The rest of the characters fare little better. Scarlett Johansson, who has proven in films such as “Under The Skin”, “Her”, “Lost In Translation” and even Woody Allen’s overrated bore “Match Point” to be a versatile and charismatic actress, would normally prove ideal as Barbara, Jon’s idealized object of desire. Indeed, her full lips, voluptuous figure and blonde hair can sometimes make her appear as strangely unreal as some of the porn stars Jon watches, yet the humanity she brings in her best performances is indisputably real. Unfortunately, her character amounts to little else than a shallow dumb blonde caricature, not helped by Johansson’s distractingly exaggerated New Jersey accent. Her love of romantic comedies offered great potential in exploring the false expectations they incite in relationships, but it is only slightly touched upon and never truly examined, let alone deconstructed the way John Cassavetes did in his masterful “Minnie And Moskowitz”. Much like his character, Gordon-Levitt never manages to see past Barbara as a stereotype. The only difference is that Jon’s stereotypes revolve around her looks, whereas Gordon-Levitt’s revolve around the personality she displays.
As an older student in Jon’s course recovering from a personal tragedy and tasked by the plot with showing him what really meaningful sex is like, Julianne Moore is given a similarly stereotypical character, one whose sole purpose is to help Jon become a better person and hook up with him at the end. However, she is also the only actress in the entire main cast who succeeds in acting like a believable human being, so credit where credit is due. With her pale face and her world-weary, self-deprecating smile and eyes, Moore has mastered the art of portraying complicated women still smarting from the pain they have gone through, but enduring nevertheless.
It is greatly disappointing to see an actor as sensitive as Joseph Gordon-Levitt give a bad performance, even moreso when it is in a film in which he appears to have put a lot of effort and thought. His performance is a never-ending series of affectations that clog up his character like an overstuffed toilet; all struts, squints, sneers and smirks in a thick, over-the-top accent. It’s impossible to take Jon seriously as a human being when he acts like a young Steven Seagal trying to do an impression of Robert De Niro. Perhaps Gordon-Levitt intended this as a manifestation of Jon’s constant need to prove his masculinity, but it just ends up being another example of the film’s heavy-handedness, and the caricature ends up devouring the character.
The subject of sexually dysfunctional masculinity is too often treated as a joke for bad films such as “Don Jon” to be allowed to pretend to shed any real light on it.
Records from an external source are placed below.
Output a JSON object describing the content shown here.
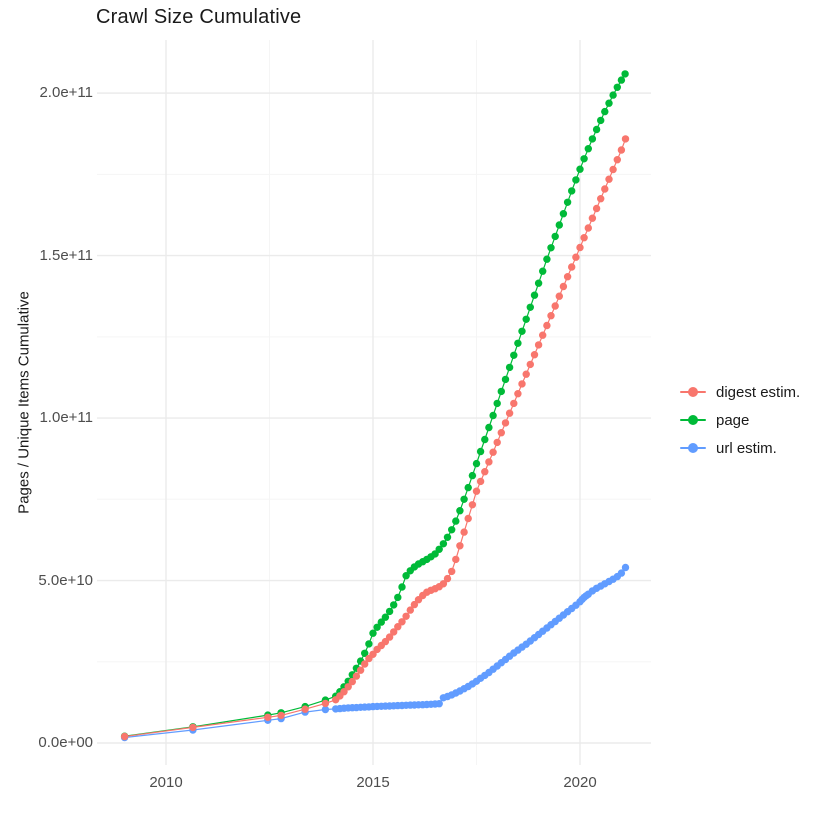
{
  "title": "Crawl Size Cumulative",
  "axes": {
    "y_label": "Pages / Unique Items Cumulative",
    "y_ticks": [
      {
        "label": "0.0e+00",
        "value": 0
      },
      {
        "label": "5.0e+10",
        "value": 50
      },
      {
        "label": "1.0e+11",
        "value": 100
      },
      {
        "label": "1.5e+11",
        "value": 150
      },
      {
        "label": "2.0e+11",
        "value": 200
      }
    ],
    "y_minor_values": [
      25,
      75,
      125,
      175
    ],
    "x_ticks": [
      {
        "label": "2010",
        "value": 2010
      },
      {
        "label": "2015",
        "value": 2015
      },
      {
        "label": "2020",
        "value": 2020
      }
    ],
    "x_minor_values": [
      2012.5,
      2017.5
    ]
  },
  "legend": {
    "items": [
      {
        "label": "digest estim.",
        "color": "#F8766D"
      },
      {
        "label": "page",
        "color": "#00BA38"
      },
      {
        "label": "url estim.",
        "color": "#619CFF"
      }
    ]
  },
  "colors": {
    "grid_major": "#EBEBEB",
    "grid_minor": "#F5F5F5",
    "axis_text": "#4D4D4D",
    "title_text": "#1A1A1A",
    "background": "#FFFFFF"
  },
  "chart_data": {
    "type": "line",
    "title": "Crawl Size Cumulative",
    "xlabel": "",
    "ylabel": "Pages / Unique Items Cumulative",
    "x_range": [
      2008.4,
      2021.75
    ],
    "y_range_billions": [
      -11,
      216
    ],
    "unit": "cumulative count in billions (1e9); y tick labels shown in scientific notation",
    "grid": "on",
    "legend_position": "right",
    "point_style": "dot-with-line",
    "series": [
      {
        "name": "digest estim.",
        "color": "#F8766D",
        "points": [
          [
            2009.0,
            2.0
          ],
          [
            2010.65,
            4.8
          ],
          [
            2012.46,
            7.9
          ],
          [
            2012.78,
            8.5
          ],
          [
            2013.36,
            10.4
          ],
          [
            2013.85,
            12.2
          ],
          [
            2014.1,
            13.3
          ],
          [
            2014.2,
            14.5
          ],
          [
            2014.3,
            15.8
          ],
          [
            2014.4,
            17.3
          ],
          [
            2014.5,
            18.9
          ],
          [
            2014.6,
            20.6
          ],
          [
            2014.7,
            22.4
          ],
          [
            2014.8,
            24.3
          ],
          [
            2014.9,
            26.0
          ],
          [
            2015.0,
            27.3
          ],
          [
            2015.1,
            28.8
          ],
          [
            2015.2,
            30.0
          ],
          [
            2015.3,
            31.2
          ],
          [
            2015.4,
            32.6
          ],
          [
            2015.5,
            34.2
          ],
          [
            2015.6,
            35.8
          ],
          [
            2015.7,
            37.3
          ],
          [
            2015.8,
            39.0
          ],
          [
            2015.9,
            40.9
          ],
          [
            2016.0,
            42.6
          ],
          [
            2016.1,
            44.1
          ],
          [
            2016.2,
            45.4
          ],
          [
            2016.3,
            46.4
          ],
          [
            2016.4,
            47.0
          ],
          [
            2016.5,
            47.5
          ],
          [
            2016.6,
            48.1
          ],
          [
            2016.7,
            49.0
          ],
          [
            2016.8,
            50.6
          ],
          [
            2016.9,
            52.8
          ],
          [
            2017.0,
            56.5
          ],
          [
            2017.1,
            60.7
          ],
          [
            2017.2,
            64.9
          ],
          [
            2017.3,
            69.1
          ],
          [
            2017.4,
            73.3
          ],
          [
            2017.5,
            77.5
          ],
          [
            2017.6,
            80.5
          ],
          [
            2017.7,
            83.5
          ],
          [
            2017.8,
            86.5
          ],
          [
            2017.9,
            89.5
          ],
          [
            2018.0,
            92.5
          ],
          [
            2018.1,
            95.5
          ],
          [
            2018.2,
            98.5
          ],
          [
            2018.3,
            101.5
          ],
          [
            2018.4,
            104.5
          ],
          [
            2018.5,
            107.5
          ],
          [
            2018.6,
            110.5
          ],
          [
            2018.7,
            113.5
          ],
          [
            2018.8,
            116.5
          ],
          [
            2018.9,
            119.5
          ],
          [
            2019.0,
            122.5
          ],
          [
            2019.1,
            125.5
          ],
          [
            2019.2,
            128.5
          ],
          [
            2019.3,
            131.5
          ],
          [
            2019.4,
            134.5
          ],
          [
            2019.5,
            137.5
          ],
          [
            2019.6,
            140.5
          ],
          [
            2019.7,
            143.5
          ],
          [
            2019.8,
            146.5
          ],
          [
            2019.9,
            149.5
          ],
          [
            2020.0,
            152.5
          ],
          [
            2020.1,
            155.5
          ],
          [
            2020.2,
            158.5
          ],
          [
            2020.3,
            161.5
          ],
          [
            2020.4,
            164.5
          ],
          [
            2020.5,
            167.5
          ],
          [
            2020.6,
            170.5
          ],
          [
            2020.7,
            173.5
          ],
          [
            2020.8,
            176.5
          ],
          [
            2020.9,
            179.5
          ],
          [
            2021.0,
            182.5
          ],
          [
            2021.1,
            185.9
          ]
        ]
      },
      {
        "name": "page",
        "color": "#00BA38",
        "points": [
          [
            2009.0,
            2.1
          ],
          [
            2010.65,
            5.0
          ],
          [
            2012.46,
            8.6
          ],
          [
            2012.78,
            9.3
          ],
          [
            2013.36,
            11.2
          ],
          [
            2013.85,
            13.2
          ],
          [
            2014.1,
            14.4
          ],
          [
            2014.2,
            15.8
          ],
          [
            2014.3,
            17.3
          ],
          [
            2014.4,
            19.0
          ],
          [
            2014.5,
            21.0
          ],
          [
            2014.6,
            23.0
          ],
          [
            2014.7,
            25.2
          ],
          [
            2014.8,
            27.6
          ],
          [
            2014.9,
            30.5
          ],
          [
            2015.0,
            33.8
          ],
          [
            2015.1,
            35.6
          ],
          [
            2015.2,
            37.2
          ],
          [
            2015.3,
            38.7
          ],
          [
            2015.4,
            40.5
          ],
          [
            2015.5,
            42.5
          ],
          [
            2015.6,
            44.8
          ],
          [
            2015.7,
            48.0
          ],
          [
            2015.8,
            51.5
          ],
          [
            2015.9,
            53.0
          ],
          [
            2016.0,
            54.2
          ],
          [
            2016.1,
            55.1
          ],
          [
            2016.2,
            55.8
          ],
          [
            2016.3,
            56.5
          ],
          [
            2016.4,
            57.3
          ],
          [
            2016.5,
            58.2
          ],
          [
            2016.6,
            59.6
          ],
          [
            2016.7,
            61.3
          ],
          [
            2016.8,
            63.3
          ],
          [
            2016.9,
            65.6
          ],
          [
            2017.0,
            68.3
          ],
          [
            2017.1,
            71.5
          ],
          [
            2017.2,
            75.0
          ],
          [
            2017.3,
            78.6
          ],
          [
            2017.4,
            82.3
          ],
          [
            2017.5,
            86.0
          ],
          [
            2017.6,
            89.7
          ],
          [
            2017.7,
            93.4
          ],
          [
            2017.8,
            97.1
          ],
          [
            2017.9,
            100.8
          ],
          [
            2018.0,
            104.5
          ],
          [
            2018.1,
            108.2
          ],
          [
            2018.2,
            111.9
          ],
          [
            2018.3,
            115.6
          ],
          [
            2018.4,
            119.3
          ],
          [
            2018.5,
            123.0
          ],
          [
            2018.6,
            126.7
          ],
          [
            2018.7,
            130.4
          ],
          [
            2018.8,
            134.1
          ],
          [
            2018.9,
            137.8
          ],
          [
            2019.0,
            141.5
          ],
          [
            2019.1,
            145.2
          ],
          [
            2019.2,
            148.9
          ],
          [
            2019.3,
            152.4
          ],
          [
            2019.4,
            155.9
          ],
          [
            2019.5,
            159.4
          ],
          [
            2019.6,
            162.9
          ],
          [
            2019.7,
            166.4
          ],
          [
            2019.8,
            169.9
          ],
          [
            2019.9,
            173.3
          ],
          [
            2020.0,
            176.6
          ],
          [
            2020.1,
            179.8
          ],
          [
            2020.2,
            182.9
          ],
          [
            2020.3,
            185.9
          ],
          [
            2020.4,
            188.8
          ],
          [
            2020.5,
            191.6
          ],
          [
            2020.6,
            194.3
          ],
          [
            2020.7,
            196.9
          ],
          [
            2020.8,
            199.4
          ],
          [
            2020.9,
            201.8
          ],
          [
            2021.0,
            204.0
          ],
          [
            2021.09,
            205.9
          ]
        ]
      },
      {
        "name": "url estim.",
        "color": "#619CFF",
        "points": [
          [
            2009.0,
            1.7
          ],
          [
            2010.65,
            4.0
          ],
          [
            2012.46,
            7.0
          ],
          [
            2012.78,
            7.5
          ],
          [
            2013.36,
            9.5
          ],
          [
            2013.85,
            10.3
          ],
          [
            2014.1,
            10.5
          ],
          [
            2014.2,
            10.6
          ],
          [
            2014.3,
            10.7
          ],
          [
            2014.4,
            10.8
          ],
          [
            2014.5,
            10.85
          ],
          [
            2014.6,
            10.9
          ],
          [
            2014.7,
            11.0
          ],
          [
            2014.8,
            11.05
          ],
          [
            2014.9,
            11.1
          ],
          [
            2015.0,
            11.2
          ],
          [
            2015.1,
            11.25
          ],
          [
            2015.2,
            11.3
          ],
          [
            2015.3,
            11.35
          ],
          [
            2015.4,
            11.4
          ],
          [
            2015.5,
            11.45
          ],
          [
            2015.6,
            11.5
          ],
          [
            2015.7,
            11.55
          ],
          [
            2015.8,
            11.6
          ],
          [
            2015.9,
            11.65
          ],
          [
            2016.0,
            11.7
          ],
          [
            2016.1,
            11.75
          ],
          [
            2016.2,
            11.8
          ],
          [
            2016.3,
            11.85
          ],
          [
            2016.4,
            11.9
          ],
          [
            2016.5,
            12.0
          ],
          [
            2016.6,
            12.1
          ],
          [
            2016.7,
            13.9
          ],
          [
            2016.8,
            14.3
          ],
          [
            2016.9,
            14.8
          ],
          [
            2017.0,
            15.4
          ],
          [
            2017.1,
            16.0
          ],
          [
            2017.2,
            16.7
          ],
          [
            2017.3,
            17.4
          ],
          [
            2017.4,
            18.2
          ],
          [
            2017.5,
            19.0
          ],
          [
            2017.6,
            19.9
          ],
          [
            2017.7,
            20.8
          ],
          [
            2017.8,
            21.7
          ],
          [
            2017.9,
            22.7
          ],
          [
            2018.0,
            23.7
          ],
          [
            2018.1,
            24.7
          ],
          [
            2018.2,
            25.7
          ],
          [
            2018.3,
            26.7
          ],
          [
            2018.4,
            27.7
          ],
          [
            2018.5,
            28.6
          ],
          [
            2018.6,
            29.5
          ],
          [
            2018.7,
            30.4
          ],
          [
            2018.8,
            31.4
          ],
          [
            2018.9,
            32.4
          ],
          [
            2019.0,
            33.4
          ],
          [
            2019.1,
            34.4
          ],
          [
            2019.2,
            35.4
          ],
          [
            2019.3,
            36.4
          ],
          [
            2019.4,
            37.4
          ],
          [
            2019.5,
            38.4
          ],
          [
            2019.6,
            39.4
          ],
          [
            2019.7,
            40.4
          ],
          [
            2019.8,
            41.4
          ],
          [
            2019.9,
            42.4
          ],
          [
            2020.0,
            43.5
          ],
          [
            2020.05,
            44.2
          ],
          [
            2020.1,
            44.8
          ],
          [
            2020.15,
            45.3
          ],
          [
            2020.2,
            45.8
          ],
          [
            2020.3,
            46.8
          ],
          [
            2020.4,
            47.6
          ],
          [
            2020.5,
            48.3
          ],
          [
            2020.6,
            49.0
          ],
          [
            2020.7,
            49.7
          ],
          [
            2020.8,
            50.4
          ],
          [
            2020.9,
            51.2
          ],
          [
            2021.0,
            52.3
          ],
          [
            2021.1,
            54.0
          ]
        ]
      }
    ]
  }
}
Viewers in search of a more authentic work on the matter should turn to independent filmmaker Caveh Zahedi and his devastating autobiographical docu-dramedy “I Am A Sex Addict”. Not only did Zahedi dare to examine his personal demons and expose them with brutal unflinching honesty, he used comedy in a way that enhanced the experience rather than soften it, and in doing so earned his happy ending both in the film and in real life.